Nursing Interventions cont’d:

    • Treament Regimen:
      • Explain the pathophysiology of the disease and how it relates to anatomy and physiology to help the patient understand the disease.
      • Discuss lifestyle changes that may be required to prevent future complications and/or control the disease process.
      • Instruct patient on which signs and symptoms to report to the health care provider to ensure early initiation of treatment.
    • Hemorrhage/Bleeding:
      • Assess for evidence of hematemesis, bright red or melena stool, abdominal pain or discomfort, symptoms of shock (decreased BP, cool/clammy skin, dyspnea, tachycardia, decreased urine output)
      • If ulcer is actively bleeding, observe NG tube aspirate or emesis for amount and color to assess degree of bleeding.
      • Take vital signs every 15-30 mins to help determine patient’s hemodynamic status and as indicators for shock.
      • Maintain IV infusion line to provide ready access for blood and fluid replacement.
      • Monitor hematocrit and hemoglobin as indicators of severity of hemorrhage and need for fluid and blood replacement.

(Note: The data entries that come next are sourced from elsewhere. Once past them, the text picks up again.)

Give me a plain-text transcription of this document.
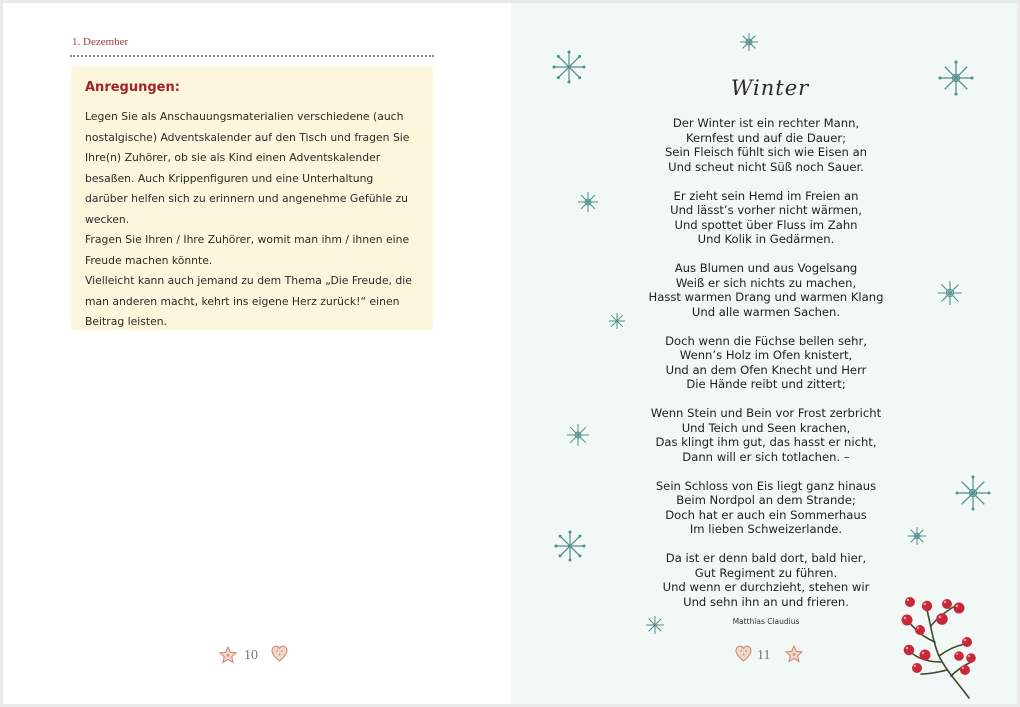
1. Dezember
Anregungen:
Legen Sie als Anschauungsmaterialien verschiedene (auch nostalgische) Adventskalender auf den Tisch und fragen Sie Ihre(n) Zuhörer, ob sie als Kind einen Adventskalender besaßen. Auch Krippenfiguren und eine Unterhaltung darüber helfen sich zu erinnern und angenehme Gefühle zu wecken.
Fragen Sie Ihren / Ihre Zuhörer, womit man ihm / ihnen eine Freude machen könnte.
Vielleicht kann auch jemand zu dem Thema „Die Freude, die man anderen macht, kehrt ins eigene Herz zurück!“ einen Beitrag leisten.
10
Winter
Der Winter ist ein rechter Mann,
Kernfest und auf die Dauer;
Sein Fleisch fühlt sich wie Eisen an
Und scheut nicht Süß noch Sauer.
Er zieht sein Hemd im Freien an
Und lässt’s vorher nicht wärmen,
Und spottet über Fluss im Zahn
Und Kolik in Gedärmen.
Aus Blumen und aus Vogelsang
Weiß er sich nichts zu machen,
Hasst warmen Drang und warmen Klang
Und alle warmen Sachen.
Doch wenn die Füchse bellen sehr,
Wenn’s Holz im Ofen knistert,
Und an dem Ofen Knecht und Herr
Die Hände reibt und zittert;
Wenn Stein und Bein vor Frost zerbricht
Und Teich und Seen krachen,
Das klingt ihm gut, das hasst er nicht,
Dann will er sich totlachen. –
Sein Schloss von Eis liegt ganz hinaus
Beim Nordpol an dem Strande;
Doch hat er auch ein Sommerhaus
Im lieben Schweizerlande.
Da ist er denn bald dort, bald hier,
Gut Regiment zu führen.
Und wenn er durchzieht, stehen wir
Und sehn ihn an und frieren.
Matthias Claudius
11
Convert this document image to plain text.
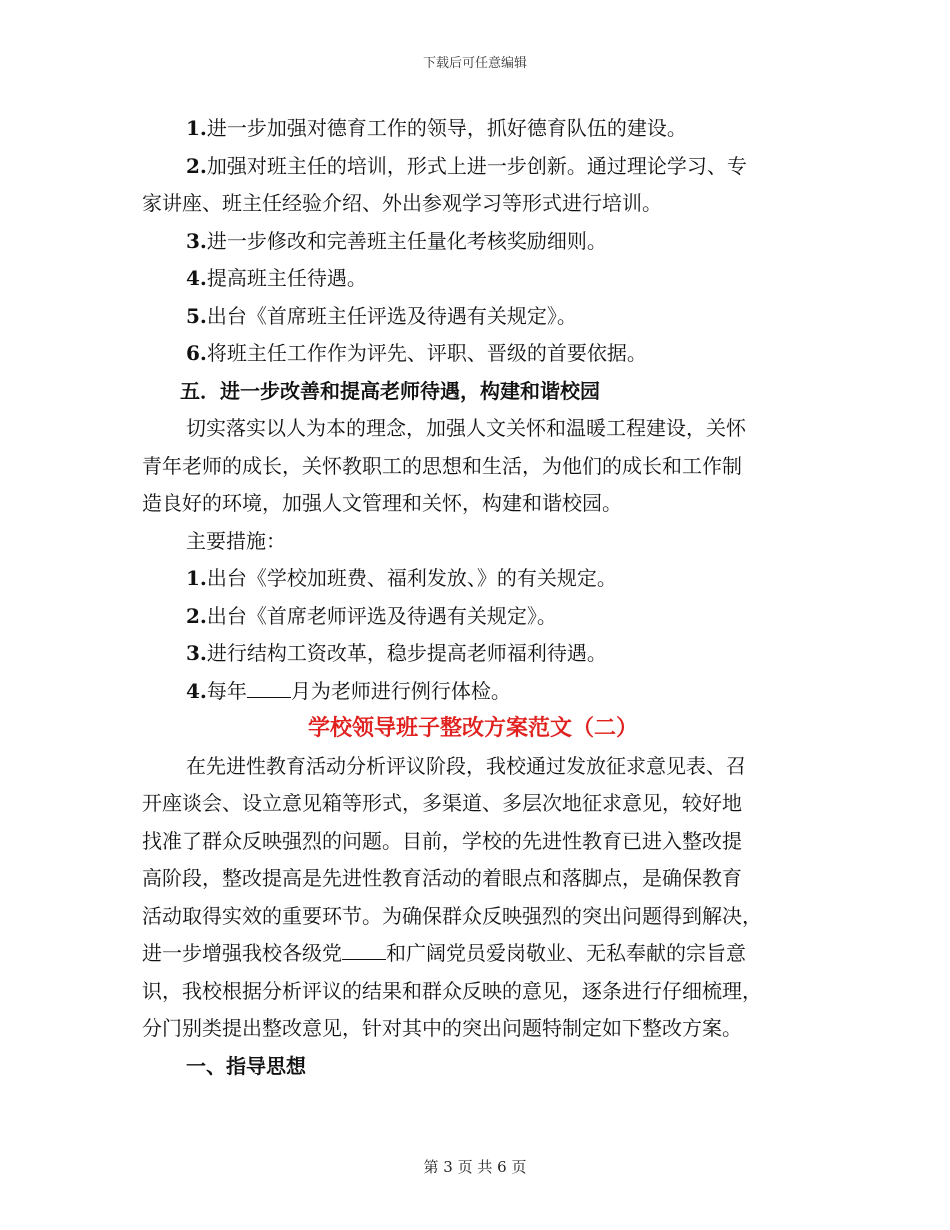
下载后可任意编辑
1.进一步加强对德育工作的领导，抓好德育队伍的建设。
2.加强对班主任的培训，形式上进一步创新。通过理论学习、专
家讲座、班主任经验介绍、外出参观学习等形式进行培训。
3.进一步修改和完善班主任量化考核奖励细则。
4.提高班主任待遇。
5.出台《首席班主任评选及待遇有关规定》。
6.将班主任工作作为评先、评职、晋级的首要依据。
五．进一步改善和提高老师待遇，构建和谐校园
切实落实以人为本的理念，加强人文关怀和温暖工程建设，关怀
青年老师的成长，关怀教职工的思想和生活，为他们的成长和工作制
造良好的环境，加强人文管理和关怀，构建和谐校园。
主要措施：
1.出台《学校加班费、福利发放、》的有关规定。
2.出台《首席老师评选及待遇有关规定》。
3.进行结构工资改革，稳步提高老师福利待遇。
4.每年 月为老师进行例行体检。
学校领导班子整改方案范文（二）
在先进性教育活动分析评议阶段，我校通过发放征求意见表、召
开座谈会、设立意见箱等形式，多渠道、多层次地征求意见，较好地
找准了群众反映强烈的问题。目前，学校的先进性教育已进入整改提
高阶段，整改提高是先进性教育活动的着眼点和落脚点，是确保教育
活动取得实效的重要环节。为确保群众反映强烈的突出问题得到解决，
进一步增强我校各级党 和广阔党员爱岗敬业、无私奉献的宗旨意
识，我校根据分析评议的结果和群众反映的意见，逐条进行仔细梳理，
分门别类提出整改意见，针对其中的突出问题特制定如下整改方案。
一、指导思想
第 3 页 共 6 页
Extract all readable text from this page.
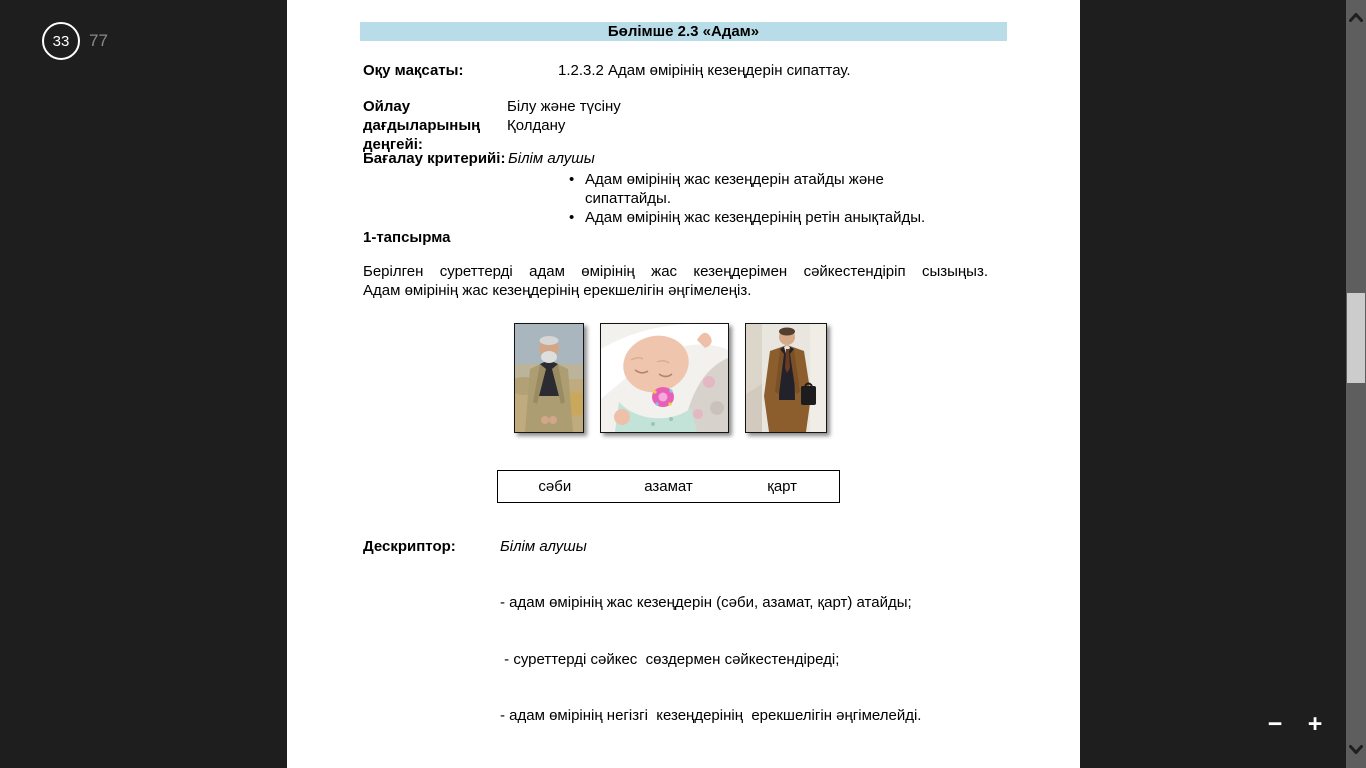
33 77	Бөлімше 2.3 «Адам»
Оқу мақсаты:	1.2.3.2 Адам өмірінің кезеңдерін сипаттау.
Ойлау дағдыларының деңгейі:
Білу және түсіну
Қолдану
Бағалау критерийі: Білім алушы
• Адам өмірінің жас кезеңдерін атайды және сипаттайды.
• Адам өмірінің жас кезеңдерінің ретін анықтайды.
1-тапсырма
Берілген суреттерді адам өмірінің жас кезеңдерімен сәйкестендіріп сызыңыз.
Адам өмірінің жас кезеңдерінің ерекшелігін әңгімелеңіз.
сәби	азамат	қарт
Дескриптор:	Білім алушы

- адам өмірінің жас кезеңдерін (сәби, азамат, қарт) атайды;

- суреттерді сәйкес  сөздермен сәйкестендіреді;

- адам өмірінің негізгі  кезеңдерінің  ерекшелігін әңгімелейді.

	− +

Nursing Interventions cont’d:

    • Perforation:
      • Observer for manifestations of perforation such as sudden, severe abdominal pain; rigid, boardlike abdomen; radiating pain to shoulders; increasing distention; decreasing bowl sounds.
      • Take vital signs every 15-30 mins.
      • Maintain NG tube to suction to provide continuous aspiration and gastric decompression.
      • Administer pain medication to promote comfort and reduce anxiety.

Dietary modifications

  • Avoid foods that cause epigastric distress.
  • Avoid milk, sweets, or sugars
  • Small, frequent meals rather than large meals.
  • Limit the fluid intake at one time.

Avoid Cigarettes and alcohol.

  • Avoid OTC drugs unless approved by HCP.
  • Take all medications as provided.

Report any of the following:

  • Increased nausea and or vomiting.
  • Increase in epigastric pain.
  • Bloody emesis or tarry stools.
  • Encourage stress reducing activities or relaxation strategies.